耳を塞がずに音楽を聴ける骨伝導イヤフォンの技術を応用し、10mm径の骨伝導デバイスと最新のイコライジング技術を採用、「高域から低音まで音域が拡がり、臨場感ある音を実現する」という。操作ボタンも備える。
内蔵バッテリーで連続約6時間動作し、充電時間は約1.5時間。重量は約34g。
狭額縁の小型有機ELディスプレイに注目
東北パイオニアは、小型・パッシブタイプの有機ELディスプレイを多数出展。「透明」「超薄型」「狭額縁・異形形状」「高輝度」の4つのテーマで、様々な製品活用を提案。パネル外形いっぱいまでRGBフルカラー表示できる、外周四辺が各0.68mmの狭額縁有機ELディスプレイ「4辺超狭額縁OLED」を出展していた。
4辺超狭額縁OLEDは、高精度部材の採用とパネル製造技術の高度化、ワイヤボンディング技術の組み合わせにより、従来のパネル上にあったシール領域と配線領域を狭小化。パネル全体を表示用に使え、フルカラー映像のフチが目立たず、「従来のPM-OLEDの常識を大きく超え洗練した印象を与える」とアピール。複数個をタイル上に並べたり、表示面に高低差を持たせるなど、自由なレイアウトができるのも特徴とする。
また、小型のディスプレイを搭載した製品の多様化で、コーナーカットや円形といった特殊形状ディスプレイのニーズが高まっていることから、新たに「異形形状OLED」を用意。
矩形形状以外にも対応したガラスカット設備と、長年培ってきたカスタムディスプレイモジュールの設計技術を組み合わせることで、ドーナツ型や多角形など、企業の要望に応じた形状の透過型有機ELディスプレイを作れることをアピールしていた。
マルチカラー表示できる透過型有機ELディスプレイの展示では、車の走行イメージに透明ディスプレイを重ねて、速度表示などを行なうデモを実施。背景の視認性を損なわずに様々な情報を背景に重ねて表示でき、透過型液晶ディスプレイでは難しかったマルチカラー(多色)表示が可能。鮮やかな自発光表示や非表示時の透明性の高さも特徴とする。
フォントワークスの極小画面デバイス向け新フォント
フォントワークスは、ウェアラブル機器など極小画面デバイス向けの新しいフォント「Type-D UD角ゴ_スモール-M」の提供を開始。ブースではウェアラブルデバイスを模した画面に新フォントと、小型デバイスでの表示を想定していないフリーフォントを比較表示するデモを行なっていた。
新フォント「Type-D UD角ゴ_スモール-M」は、UD角ゴシック体をベースに開発。濁点や半濁点、英数字のアキや字面を大きく設計するなど、極小画面向けに最適化している。OpenTypeとTrueTypeの2フォーマットを用意しており、ウエイトはMのみ。既存の組込機器向けフォント「Fontworks Embed Types」に提供する。

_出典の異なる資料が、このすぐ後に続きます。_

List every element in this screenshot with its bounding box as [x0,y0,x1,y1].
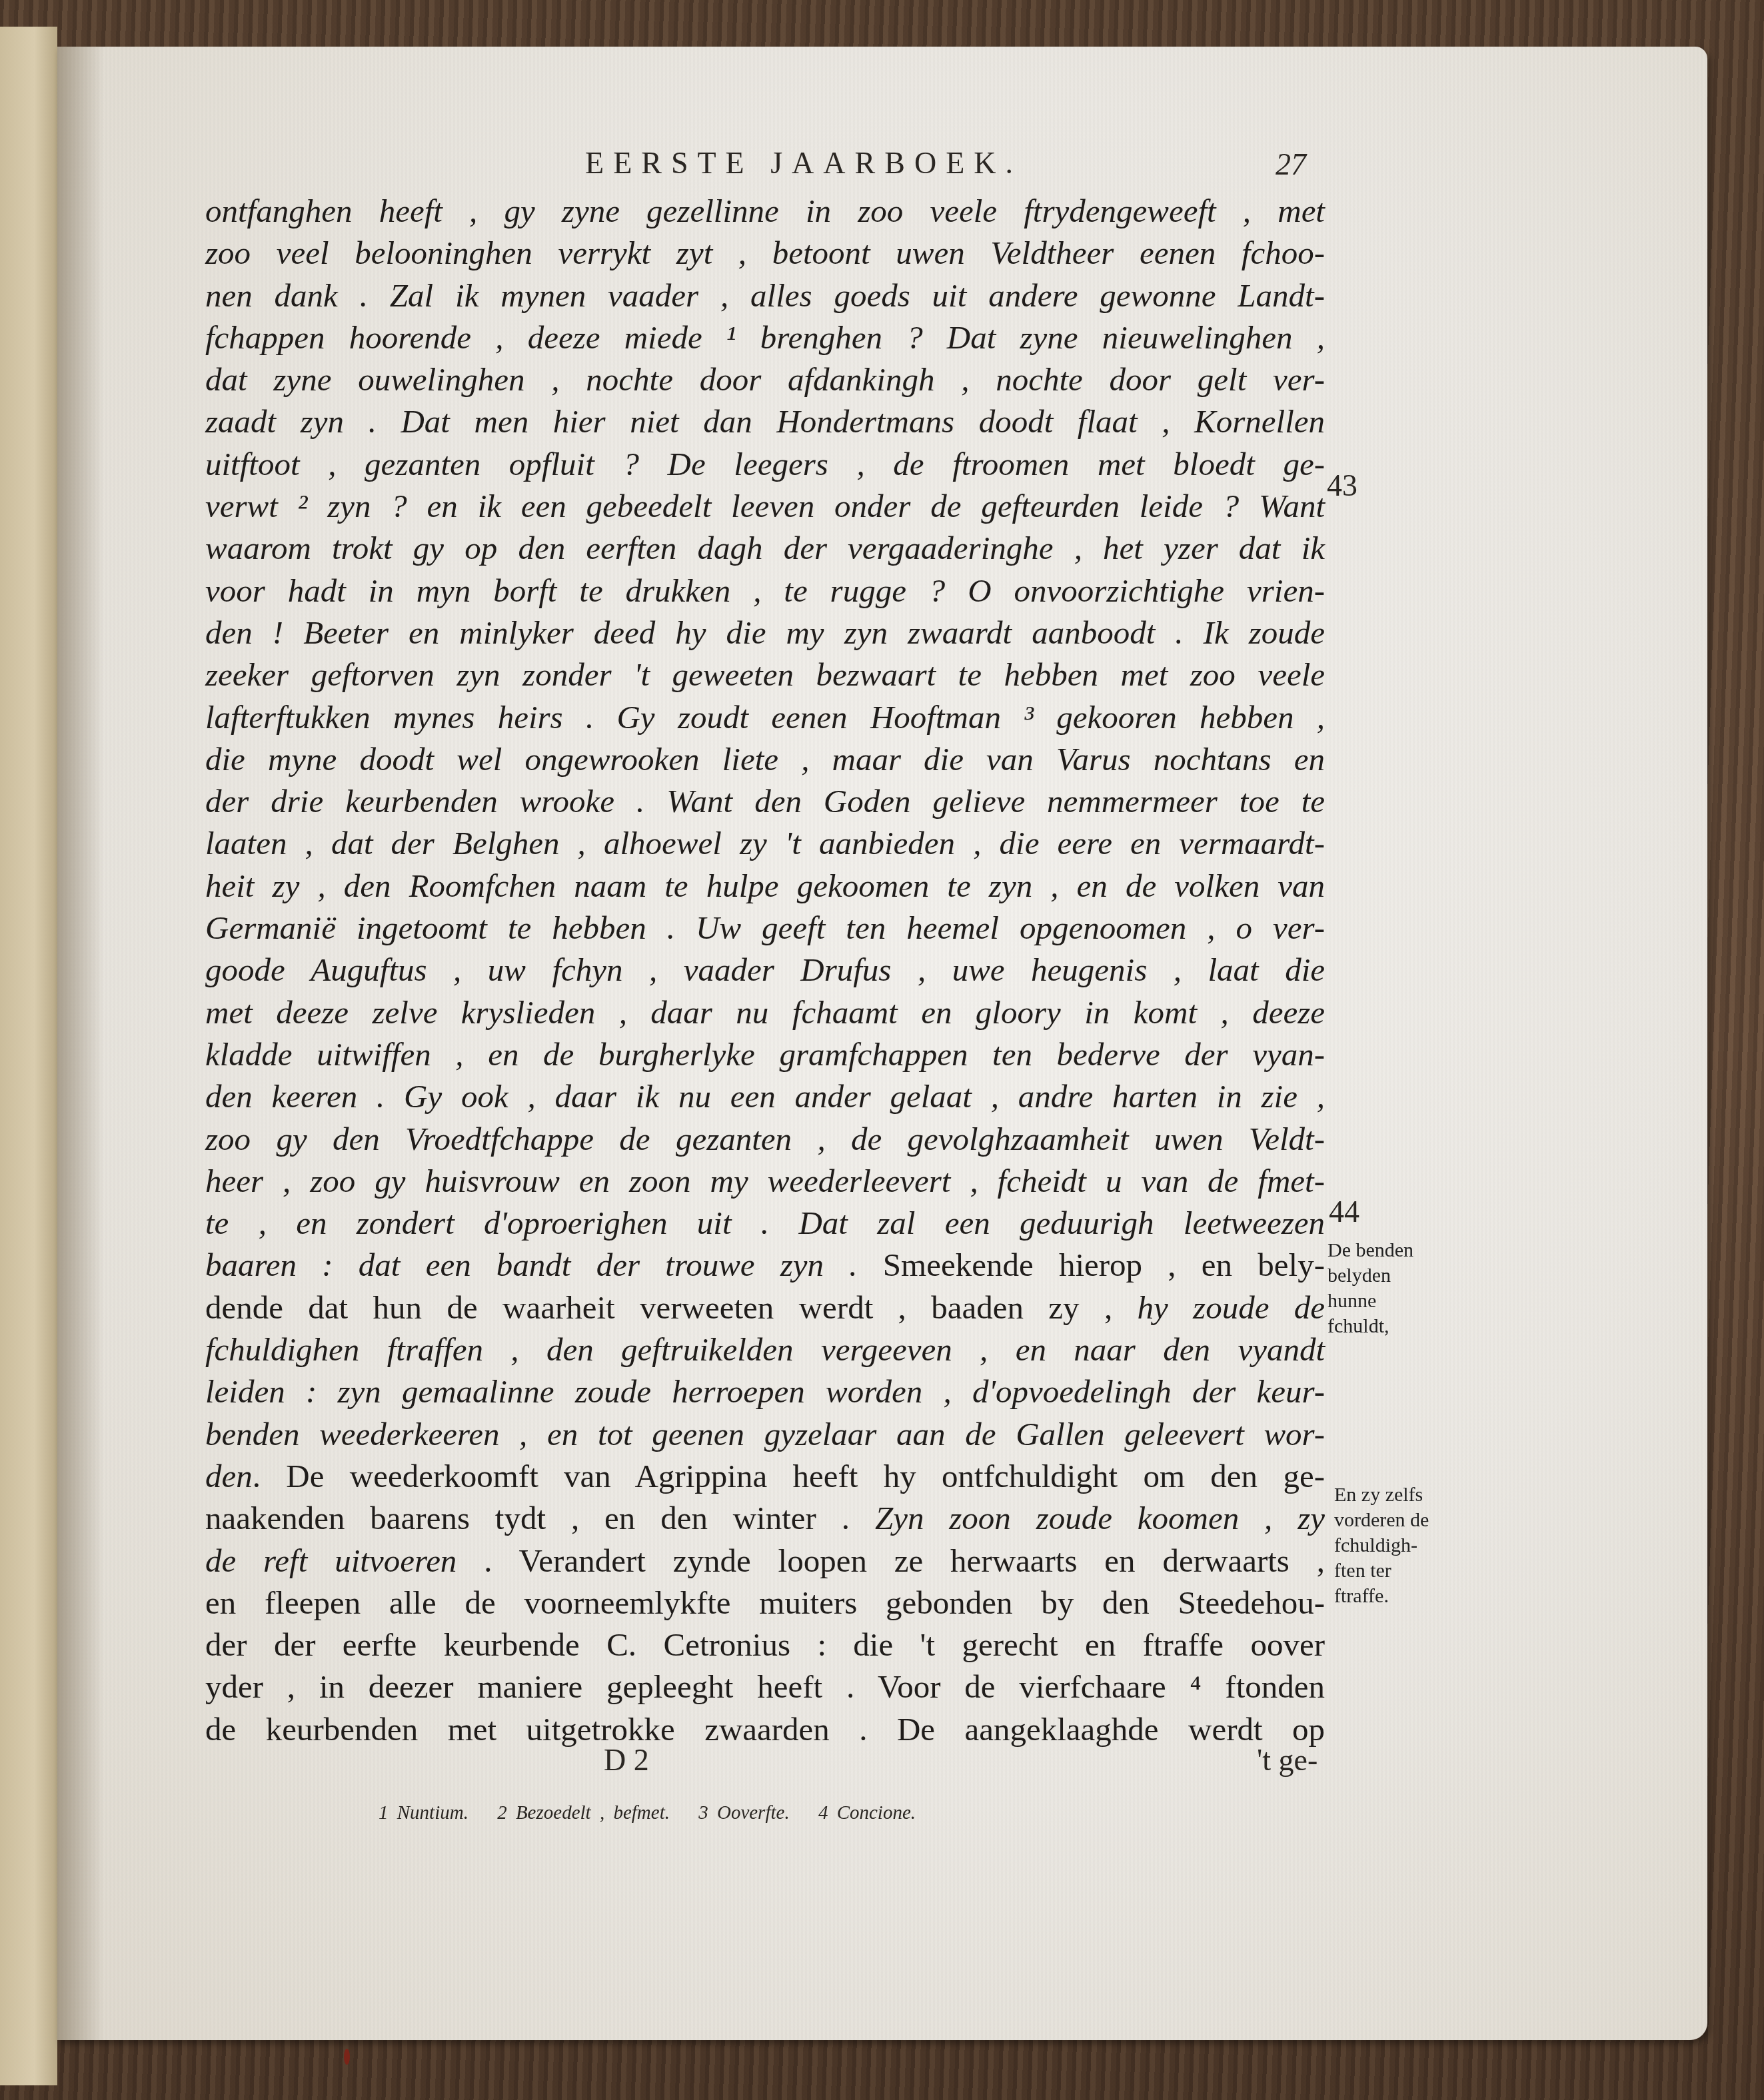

画面が小さなデバイスでは、濃度(ウエイトの違いによる全体的な黒み)や、各文字の大きさなど物理的な特徴が、フォントの可読性や視認性に大きな影響を与える。フォントワークスは九州大学との共同研究で実験を行なった結果、新フォントの高い可読性が実証され、「スマートウォッチなどの極小デバイスへの表示用フォントに最適」と説明している。
“通常のメガネと変わらない”スマートグラス実現へ
メガネ生産地・福井県の企業であるケイ・エス・ティ・ワールドと福井大学の共同出展ブースでは、“通常のメガネと変わらない”スマートグラスの実現に向けて開発した、網膜走査型ディスプレイの光学基幹部品(「超小型光学エンジン」)のデモを行なっていた。
超小型光学エンジンは、3原色のレーザー発光が可能なパーツ。RGBそれぞれのレーザーを、合波器で1本にまとめて網膜上に映像を形成するのが基本的な仕組みで、光源モジュール(光源と合波器)と光走査ミラーをワンチップ化し、従来品との体積比を1/100以下とすることに成功した。
構想しているスマートグラスは、一般的なメガネフレームのツルの部分に超小型光学エンジンを埋め込み、光ビームをメガネのレンズに相当する場所に配置したホログラフィック反射板に向けて発射。その光情報を反射させて目の瞳孔へ入射し、網膜内に映像を投影するというもの。早ければ年内にも、超小型光学エンジンを用いたテストを行ないたいとしている。